Reusable packaging product

The Green Garmento is a reusable packaging product introduced by Jennie Nigrosh as an alternative to single-use dry cleaning plastic bags. It is a multipurpose, reusable garment bag which also serves as a hanging hamper, duffel bag, and dry cleaning/pick-up bag. The Green Garmento also offers additional sustainable products for laundry, storage, travel, and organization.

==History==
Jennie Nigrosh created the reusable and eco-friendly Green Garmento to replace single-use plastic dry-cleaning bags and twist ties as an environmentally safer alternative to single-use plastic and wire hangers used each year by the dry cleaning industry. With the help of her husband, Rick Siegel, Nigrosh launched the company in 2008.

Nigrosh's basis for launching The Green Garmento was to lower the global carbon footprint by supplying sustainable packaging to corporations and consumers and to eliminate the use of single-use plastic bags. The breathable garment bags, which are made of the same non-woven polypropylene material as most grocery shopping bags can be made from post industrial and post consumer materials that are recyclable. The company offers a take-back program for consumers and corporations unable to recycle their Garmento products. The company also has an opt-in donation to various charities and environmental causes.

==Application==
The Green Garmento is used as an alternative to dry cleaning plastic bags in over one thousand dry cleaning stores and chains in the United States as well as dry cleaners and hotels in twenty-eight countries. It is also being used in the hospitality industry including Hyatt, Four Seasons, Fairmont, Intercontinental, Cavallo Point, and more.
The Green Garmento has been showcased in goodie bags at the Academy Awards.

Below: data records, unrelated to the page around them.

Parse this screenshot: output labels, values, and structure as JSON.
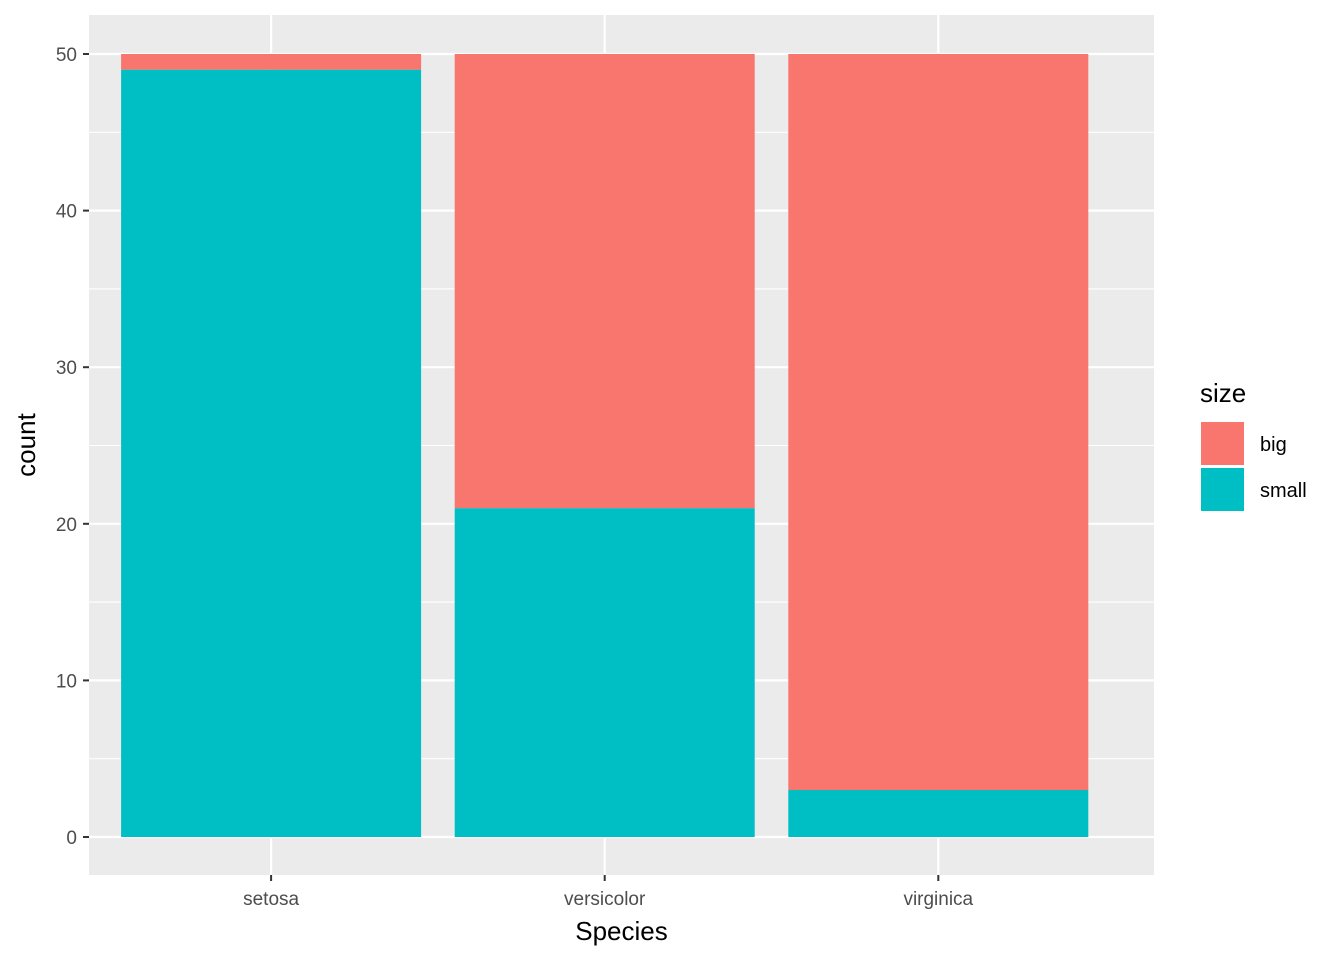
{
  "chart_data": {
    "type": "bar",
    "stacked": true,
    "categories": [
      "setosa",
      "versicolor",
      "virginica"
    ],
    "series": [
      {
        "name": "big",
        "values": [
          1,
          29,
          47
        ],
        "color": "#F8766D"
      },
      {
        "name": "small",
        "values": [
          49,
          21,
          3
        ],
        "color": "#00BFC4"
      }
    ],
    "xlabel": "Species",
    "ylabel": "count",
    "ylim": [
      0,
      50
    ],
    "yticks": [
      0,
      10,
      20,
      30,
      40,
      50
    ],
    "grid": true,
    "legend": {
      "title": "size",
      "position": "right"
    },
    "colors": {
      "panel_background": "#EBEBEB",
      "gridline": "#FFFFFF"
    }
  }
}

The Deluxe Green Garmento is made from recyclable non-woven polypropylene and is offered in eight colors and four lengths.

==Recognition==
In 2009, the company won the Design Defined Award from The International Housewares Association and in 2010, won Entrepreneur (magazine)s Top 100 Brilliant Companies to Watch.

Nigrosh appeared on the TV show, Shark Tank, in 2013, and The Green Garmento has been featured on KTRK-TV ABC-13 Houston and KUTV News Salt Lake City.

==Founders==
Jennie Nigrosh and her husband, Rick Siegel are the creators and marketers of The Green Garmento. Prior to the launch of the company, Siegel was a personal manager. Nigrosh held a position at Warner Bros. Records as a creative copyrighter, creating and managing advertising campaigns for new album and soundtrack releases.